Wal-Mart Stores Inc. placed full-page advertisements in 336 Midwestern newspapers after publishers nationally complained they are ignored by the world's largest retailer. The move comes at a time when the company is trying to address accusations it treats workers poorly and drives local shops out of businesses.
The ads, which ran in smaller papers in Missouri and Oklahoma between Nov. 30 and Dec. 6, were a test for a possible change in newspaper advertising policy at Wal-Mart, which publishers say has ignored their dailies and weeklies for years.
"I think it is a good first step. They are such a big economic force in our communities and were not participating in those papers," said Mike Buffington, past president of the National Newspaper Association and editor and co-publisher of the Jackson (Ga.) Herald.

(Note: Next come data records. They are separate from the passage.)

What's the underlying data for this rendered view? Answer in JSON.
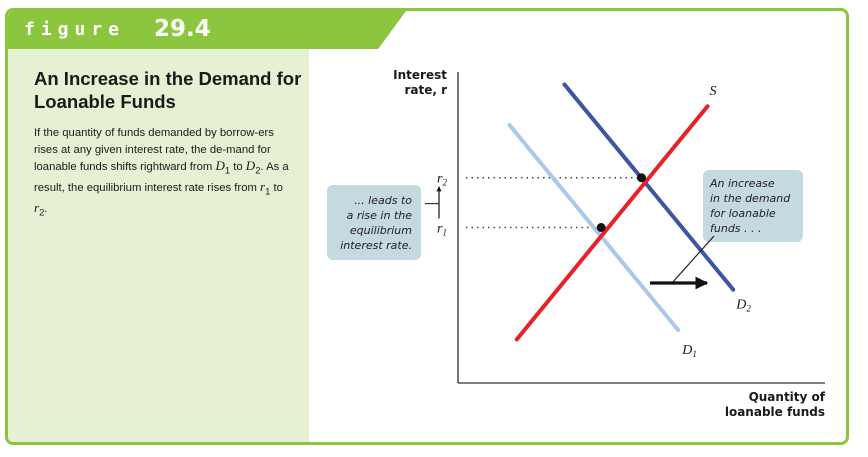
{
  "figure": {
    "label": "figure",
    "number": "29.4"
  },
  "side": {
    "title": "An Increase in the Demand for Loanable Funds",
    "body": {
      "t1": "If the quantity of funds demanded by borrow-ers rises at any given interest rate, the de-mand for loanable funds shifts rightward from ",
      "d1": "D",
      "d1_sub": "1",
      "t2": " to ",
      "d2": "D",
      "d2_sub": "2",
      "t3": ". As a result, the equilibrium interest rate rises from ",
      "r1": "r",
      "r1_sub": "1",
      "t4": " to ",
      "r2": "r",
      "r2_sub": "2",
      "t5": "."
    }
  },
  "chart_data": {
    "type": "line",
    "title": "",
    "xlabel_line1": "Quantity of",
    "xlabel_line2": "loanable funds",
    "ylabel_line1": "Interest",
    "ylabel_line2": "rate, r",
    "xlim": [
      0,
      100
    ],
    "ylim": [
      0,
      100
    ],
    "series": [
      {
        "name": "S",
        "name_sub": "",
        "color": "#e8202a",
        "points": [
          [
            16,
            14
          ],
          [
            68,
            89
          ]
        ]
      },
      {
        "name": "D",
        "name_sub": "1",
        "color": "#a9c8ec",
        "points": [
          [
            14,
            83
          ],
          [
            60,
            17
          ]
        ]
      },
      {
        "name": "D",
        "name_sub": "2",
        "color": "#3d55a3",
        "points": [
          [
            29,
            96
          ],
          [
            75,
            30
          ]
        ]
      }
    ],
    "equilibria": [
      {
        "label": "r",
        "label_sub": "1",
        "x": 39,
        "y": 50
      },
      {
        "label": "r",
        "label_sub": "2",
        "x": 50,
        "y": 66
      }
    ],
    "annotations": {
      "rise": [
        "... leads to",
        "a rise in the",
        "equilibrium",
        "interest rate."
      ],
      "shift": [
        "An increase",
        "in the demand",
        "for loanable",
        "funds . . ."
      ]
    },
    "colors": {
      "green": "#8cc63f",
      "callout": "#c5d9e0"
    }
  }
}
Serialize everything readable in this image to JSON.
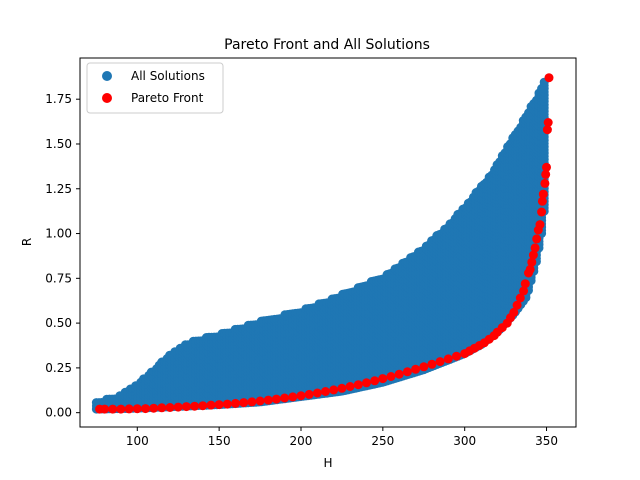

Consideration of an advertising shift comes as the retailer repositions itself on several fronts — particularly community relations. The retailer regularly faces criticism, lawsuits and organized attacks from labor union-backed campaign groups, making it more difficult to open new stores and grow.
Retail and grocery store ads together account for anywhere from 60 percent to 80 percent of revenues for community newspapers, said Brian Steffens, the executive director of the National Newspaper Association.
Grocery stores purchase the bulk of those that advertising, with local grocers often placing full-page ads several times a week. Wal-Mart has grown in recent years to be the nation's largest seller of groceries with the expansion of its supercenter store format, but it generally has not taken out weekly ads to showcase its grocery prices in local newspapers.
"If one local grocery store goes out, a community newspaper loses at a minimum one or two full-page ads or inserts a week," Steffens said.
Wal-Mart said it would look first at whether the new local ads increased sales and traffic at 218 stores in those newspapers' territories. "If there is a significant return, we would consider incorporating the local papers into our overall ad strategy," Wal-Mart spokeswoman Mona Williams said.
Williams said Wal-Mart had traditionally not advertised locally because it had strong customer traffic anyway. Its practice of "every day low prices" also means it does not need to advertise sales and individual items like many other retailers do.
Community relations may also play a role in deciding whether to change the advertising practice, Williams said.
"The question is also whether to advertise to support the local newspaper and generate good will from that. These are probably good, non-traditional reasons to advertise locally and considerations we will also factor in once we have the market test results," she said.
The NNA says it worked out the ad test in talks with Wal-Mart executives after Buffington wrote an open letter in January that accused Wal-Mart Chief Executive Lee Scott of ignoring the association's 2,500 members.
"Wal-Mart built its foundation of stores in many of our rural and suburban communities, the places where I, and many of my fellow publishers, operate newspapers," Buffington wrote in the letter posted on the NNA's Web site.
"Yet community newspapers across the nation are all but invisible to Wal-Mart _ unless the company is looking for some free PR in our pages. Wal-Mart has a fairly standard policy of doing little to no local newspaper advertising," he wrote.
The letter came after Wal-Mart at the start of the year placed full-page ads in major metropolitan dailies defending itself against criticism, then had a public relations firm approach local papers, hoping to place news stories on Wal-Mart's views.
In the spring, the NNA surveyed its members on their relations with Wal-Mart.
Of those that responded, 81 percent said they had a Wal-Mart store in their circulation area. And, of those, 62 percent said Wal-Mart had a negative impact on the community, 25 percent said neutral and 13 percent said it was a positive effect.
The results were similar when asked how Wal-Mart affected the newspapers, with 67 percent saying negative and 4 percent answering positive.
Nearly 60 percent said Wal-Mart never advertised in their papers, but about 80 percent said Wal-Mart sometimes or often asked for publicity, such as pictures in the paper of Wal-Mart presenting a charity check. The NNA did not list its methodology for poll.
Neither the NNA nor Wal-Mart were willing to discuss how much the ads cost.
As a rule, ads printed in the paper make more money for the publisher than inserts, which Wal-Mart has tended to use in the past on the few occasions it did advertise. Inserts require more labor to put into a paper and are usually printed elsewhere, rather than on the newspaper's own presses, so the paper cannot charge for its printing costs.
Wal-Mart last December ran a brief newspaper ad campaign in an effort to boost lackluster pre-Christmas sales. Those advertisements featured toys and electronics on which the retailer cut prices a week into the holiday shopping season.